The U.S. freight railroad industry is finding itself in the role of apprehensive party host amid excitement surrounding the government-led push for high-speed passenger services.

Top railroads, such as Union Pacific Corp. (UNP) and CSX Corp. (CSX), own the tracks and rail corridors where much of the Obama administration's $8 billion in stimulus money to jump-start high-speed passenger service ultimately will be spent.

Many of the freight carriers are wary that their recent network efficiency gains - including substantially reduced train dwell times and improved on-time arrivals - could be jeopardized. They're also worried that more and faster passenger traffic will drain future freight capacity and raise safety issues.

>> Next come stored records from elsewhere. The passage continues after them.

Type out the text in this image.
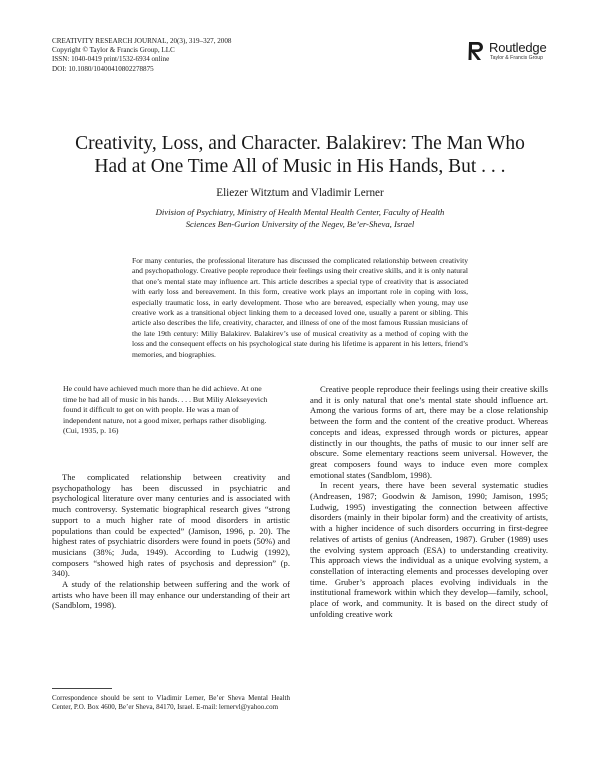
CREATIVITY RESEARCH JOURNAL, 20(3), 319–327, 2008
Copyright © Taylor & Francis Group, LLC
ISSN: 1040-0419 print/1532-6934 online
DOI: 10.1080/10400410802278875
Routledge
Taylor & Francis Group
Creativity, Loss, and Character. Balakirev: The Man Who
Had at One Time All of Music in His Hands, But . . .
Eliezer Witztum and Vladimir Lerner
Division of Psychiatry, Ministry of Health Mental Health Center, Faculty of Health
Sciences Ben-Gurion University of the Negev, Be’er-Sheva, Israel
For many centuries, the professional literature has discussed the complicated relationship between creativity and psychopathology. Creative people reproduce their feelings using their creative skills, and it is only natural that one’s mental state may influence art. This article describes a special type of creativity that is associated with early loss and bereavement. In this form, creative work plays an important role in coping with loss, especially traumatic loss, in early development. Those who are bereaved, especially when young, may use creative work as a transitional object linking them to a deceased loved one, usually a parent or sibling. This article also describes the life, creativity, character, and illness of one of the most famous Russian musicians of the late 19th century: Miliy Balakirev. Balakirev’s use of musical creativity as a method of coping with the loss and the consequent effects on his psychological state during his lifetime is apparent in his letters, friend’s memories, and biographies.
He could have achieved much more than he did achieve. At one time he had all of music in his hands. . . . But Miliy Alekseyevich found it difficult to get on with people. He was a man of independent nature, not a good mixer, perhaps rather disobliging. (Cui, 1935, p. 16)

The complicated relationship between creativity and psychopathology has been discussed in psychiatric and psychological literature over many centuries and is associated with much controversy. Systematic biographical research gives “strong support to a much higher rate of mood disorders in artistic populations than could be expected” (Jamison, 1996, p. 20). The highest rates of psychiatric disorders were found in poets (50%) and musicians (38%; Juda, 1949). According to Ludwig (1992), composers “showed high rates of psychosis and depression” (p. 340).

A study of the relationship between suffering and the work of artists who have been ill may enhance our understanding of their art (Sandblom, 1998).

Creative people reproduce their feelings using their creative skills and it is only natural that one’s mental state should influence art. Among the various forms of art, there may be a close relationship between the form and the content of the creative product. Whereas concepts and ideas, expressed through words or pictures, appear distinctly in our thoughts, the paths of music to our inner self are obscure. Some elementary reactions seem universal. However, the great composers found ways to induce even more complex emotional states (Sandblom, 1998).

In recent years, there have been several systematic studies (Andreasen, 1987; Goodwin & Jamison, 1990; Jamison, 1995; Ludwig, 1995) investigating the connection between affective disorders (mainly in their bipolar form) and the creativity of artists, with a higher incidence of such disorders occurring in first-degree relatives of artists of genius (Andreasen, 1987). Gruber (1989) uses the evolving system approach (ESA) to understanding creativity. This approach views the individual as a unique evolving system, a constellation of interacting elements and processes developing over time. Gruber’s approach places evolving individuals in the institutional framework within which they develop—family, school, place of work, and community. It is based on the direct study of unfolding creative work

Correspondence should be sent to Vladimir Lerner, Be’er Sheva Mental Health Center, P.O. Box 4600, Be’er Sheva, 84170, Israel. E-mail: lernervl@yahoo.com
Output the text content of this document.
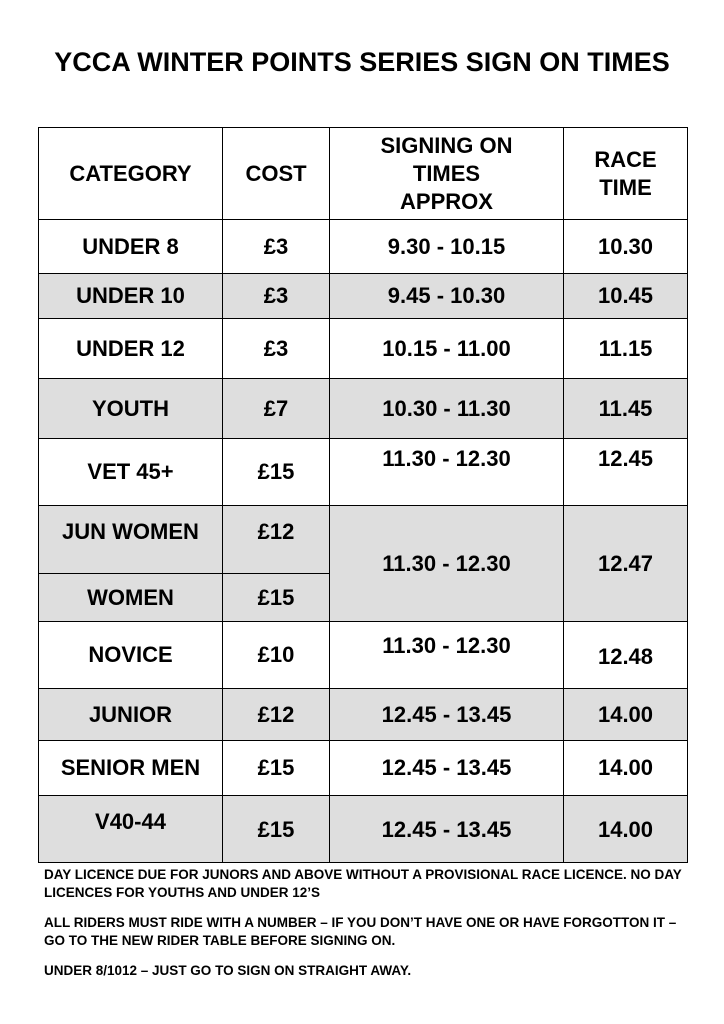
YCCA WINTER POINTS SERIES SIGN ON TIMES
CATEGORY	COST	SIGNING ON TIMES APPROX	RACE TIME
UNDER 8	£3	9.30 - 10.15	10.30
UNDER 10	£3	9.45 - 10.30	10.45
UNDER 12	£3	10.15 - 11.00	11.15
YOUTH	£7	10.30 - 11.30	11.45
VET 45+	£15	11.30 - 12.30	12.45
JUN WOMEN	£12	11.30 - 12.30	12.47
WOMEN	£15		
NOVICE	£10	11.30 - 12.30	12.48
JUNIOR	£12	12.45 - 13.45	14.00
SENIOR MEN	£15	12.45 - 13.45	14.00
V40-44	£15	12.45 - 13.45	14.00

DAY LICENCE DUE FOR JUNORS AND ABOVE WITHOUT A PROVISIONAL RACE LICENCE. NO DAY LICENCES FOR YOUTHS AND UNDER 12’S

ALL RIDERS MUST RIDE WITH A NUMBER – IF YOU DON’T HAVE ONE OR HAVE FORGOTTON IT – GO TO THE NEW RIDER TABLE BEFORE SIGNING ON.

UNDER 8/1012 – JUST GO TO SIGN ON STRAIGHT AWAY.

"We do have very serious concerns" about safety in certain stretches, said Louis Renjel, CSX vice president for strategic infrastructure. "It's not a question really of anything other than physics" when trains are moving at varying speeds.

But CSX and many of the other freight carriers, which already accommodate trains operated by the National Railroad Passenger Corp., or Amtrak, have expressed broad support for the passenger-push nonetheless, saying greater public awareness of rail's benefits is good for their industry.

Most say they don't expect to oppose any projects, provided they're not expected to foot the bill for upgrades, such as new tracks and sidings, needed to preserve freight capacity and ensure safety.

"All we're saying is that as these higher speeds are contemplated, that the capacity is built to operate them," said Deb Butler, Norfolk Southern Corp.'s (NSC) chief information officer. "We are willing to sit at the table and talk to anyone about passenger rail."

The freight railroad industry is federally regulated and has political incentive to retain good community relations. Many railroads also have long-term agreements in place granting access rights to Amtrak.

Requests for the stimulus money already have far outpaced the $8 billion available, with 40 states and the District of Columbia submitting more than $100 billion in pre-applications.

The final amount of requests will go up or down a bit once the Federal Railroad Administration tallies applications that have been refined and resubmitted. It's unclear when grants will be awarded.

Most Amtrak trains operate at maximum speeds of 79 miles per hour, compared to 50 mph or so for freight trains. The stimulus funding likely will result in passenger service of up to 110 mph in some of those corridors.

European-style bullet trains - which zoom by at upwards of 200 mph - would require separate, sealed-off corridors, and are decades away in the U.S.

Still, the potential for conflict clearly exists even with the slower-speed U.S. plans. CSX's Renjel contended that speeds faster than about 90 mph are "completely incompatible" on some congested freight routes, but proponents of at least two high-profile projects in busy CSX corridors envision exceeding the limit.

Backers of both those projects - linking Cleveland, Columbus and Cincinnati in Ohio, and between Albany and Buffalo in New York - are aware of the railroad's concerns and said their projects are still in early planning stages.

"We're cognizant of the importance to CSX" of the Albany-to-Buffalo corridor, said Stanley Gee, acting commissioner of New York's transportation department.

"It's too early to say whether or not we will build a totally separate track or corridor from what is owned by CSX," Gee said. "We have a goal [of high-speed rail] in mind. What we haven't looked at is what is the infrastructure needed to get us there, and is it cost effective."

Union Pacific is engaged in a similar exercise with Illinois officials, who want 110-mph passenger service on a UP corridor linking Chicago and St. Louis. Union Pacific has little choice in the matter because it agreed more than a decade ago to allow 110-mph service on the route.

"We're confident it can be done safely," Union Pacific spokesman Bob Turner said, although he added that it will result in a large and complex corridor with dozens of sidings and crossovers.

Union Pacific won't be paying for the passenger-related upgrades, but Turner made clear that the railroad has little to gain from them either.

"We don't benefit from adding that complexity to our system," he said. "There is no economic incentive to it, that's for sure."